Since at least the 1950s, one of the Institute of Design's goals has been to formalize the body of knowledge of design so that it can be extended more broadly and understood more clearly by non-practitioners. In 1991, with support from the GE Foundation, we created the country's first PhD in design program as a way to further this goal. In our classes and research, both at the doctoral and master level, ID continues to develop and refine frameworks and theories of design.

Interaction

A primary role of design is to bring technology into a human context and provide interface mechanisms between technological artifacts and human users. Much of our work encompasses interaction design, from its cognitive and physical foundations to basic models, methods and principles, user studies, scenario-based design, and context sensitivity.

As the boundary between physical products and media continues to blur, interaction between human and machine will take place on many new levels. Central to our point of view is that interaction design methods not be limited to media (web design, for example), but should also be applied to physical products, environments, services, and complex systems.

Prototyping

Organizations routinely use prototypes to embody and test ideas that they hope to develop into successful products and services. Traditionally, prototyping activities have been focused on physical product development. Recently, low-fidelity prototyping has emerged as a way to quickly understand and support the development of interactive products. Experiential prototyping has developed as a way to understand the nature of someone's experience as new technologies or services are introduced.

Prototyping is clearly a useful activity, yet it remains steeped in a craft tradition. Little is understood specifically about how prototypes work. In fact, the use of prototypes is so common that studying them seems odd to the community of practitioners.

Strategic design

A surprisingly frequent lament among C-level executives at global companies goes something like, "My company knows how to make anything; we just don't know what to make." As businesses have become more sophisticated with technology and management processes, they have indeed become able to make almost anything.

But as daily life becomes saturated with technology, what do customers actually want? This is the strength of strategic design: bridging the "what to make" gap by discovering users' needs and translating them effectively into new offerings.

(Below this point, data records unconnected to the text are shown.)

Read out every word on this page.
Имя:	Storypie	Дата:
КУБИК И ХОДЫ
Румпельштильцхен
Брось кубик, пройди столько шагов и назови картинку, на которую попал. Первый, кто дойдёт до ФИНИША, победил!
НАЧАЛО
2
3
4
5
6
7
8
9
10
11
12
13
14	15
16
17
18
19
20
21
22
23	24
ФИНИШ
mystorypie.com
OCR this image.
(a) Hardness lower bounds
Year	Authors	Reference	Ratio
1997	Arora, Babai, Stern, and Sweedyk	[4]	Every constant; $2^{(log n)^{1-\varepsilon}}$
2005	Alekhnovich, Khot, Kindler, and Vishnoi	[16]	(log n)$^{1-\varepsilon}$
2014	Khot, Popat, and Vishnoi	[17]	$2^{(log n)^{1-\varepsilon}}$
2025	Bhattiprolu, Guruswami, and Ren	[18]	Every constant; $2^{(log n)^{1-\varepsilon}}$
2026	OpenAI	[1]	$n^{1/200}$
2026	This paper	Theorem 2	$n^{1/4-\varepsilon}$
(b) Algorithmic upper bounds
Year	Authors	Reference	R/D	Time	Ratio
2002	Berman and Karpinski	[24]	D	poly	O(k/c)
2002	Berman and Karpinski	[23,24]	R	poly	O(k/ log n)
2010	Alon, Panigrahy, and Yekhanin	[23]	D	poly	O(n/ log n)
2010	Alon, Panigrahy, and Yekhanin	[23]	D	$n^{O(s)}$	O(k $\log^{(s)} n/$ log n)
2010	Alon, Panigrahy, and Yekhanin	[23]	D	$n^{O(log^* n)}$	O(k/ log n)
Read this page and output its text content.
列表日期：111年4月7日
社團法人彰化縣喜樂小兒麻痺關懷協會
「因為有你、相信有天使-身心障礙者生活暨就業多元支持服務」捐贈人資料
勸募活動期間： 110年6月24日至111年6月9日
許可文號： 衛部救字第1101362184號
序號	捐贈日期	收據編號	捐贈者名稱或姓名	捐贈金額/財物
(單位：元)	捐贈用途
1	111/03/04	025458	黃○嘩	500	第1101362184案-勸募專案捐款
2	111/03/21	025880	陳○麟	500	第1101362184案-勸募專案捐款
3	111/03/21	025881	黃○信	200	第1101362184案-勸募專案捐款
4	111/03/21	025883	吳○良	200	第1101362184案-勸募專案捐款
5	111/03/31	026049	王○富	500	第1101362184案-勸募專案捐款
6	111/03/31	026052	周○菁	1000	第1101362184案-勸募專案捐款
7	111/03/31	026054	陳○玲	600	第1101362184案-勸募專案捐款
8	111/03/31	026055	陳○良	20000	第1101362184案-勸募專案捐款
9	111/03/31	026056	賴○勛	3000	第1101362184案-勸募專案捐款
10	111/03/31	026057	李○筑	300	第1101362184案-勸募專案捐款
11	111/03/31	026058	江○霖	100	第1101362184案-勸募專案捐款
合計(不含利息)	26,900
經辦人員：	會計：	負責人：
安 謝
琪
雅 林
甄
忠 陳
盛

Our work in this area investigates the successful application of design methods, skills, and thinking to business problems related to competitiveness and organic growth. Topics include the design planning skill set, connecting shareholder value and user value, how design can mitigate strategic risk in corporations, the role of design planning in early-stage ventures, and tools that can increase collaboration between generative and analytical thinkers.

User research

Understanding users is a prerequisite for developing valuable, and valued, design concepts. From creating a research plan to finding participants to choosing and executing research methods in the context of a specific design project, an increasing number of tools, methods, and approaches exist for observing and analyzing human behavior and needs to inform the design process. 

A few of our interests in this area include ethnographic interview techniques adapted for design, video and photo documentary, immersion, participant-aided data gathering, prototype-assisted observation, and methods for organizing data, finding patterns, and distilling insights that lead to actionable and inspiring design directives.

As the sub-discipline of user research becomes larger and more important to the design field, we continue to focus on building and expanding this area of study. For the past nine years, ID has hosted the Design Research Conference, the largest design-focused user research event in the US, as well as many smaller colloquia and workshops.

Visualization

Visualizing complex information is one of our main areas of interest in communication design. It is also highly relevant for research, planning, and product design activities as an approach to dealing with large, rich sets of user research data, design criteria, and other information involved in the design process.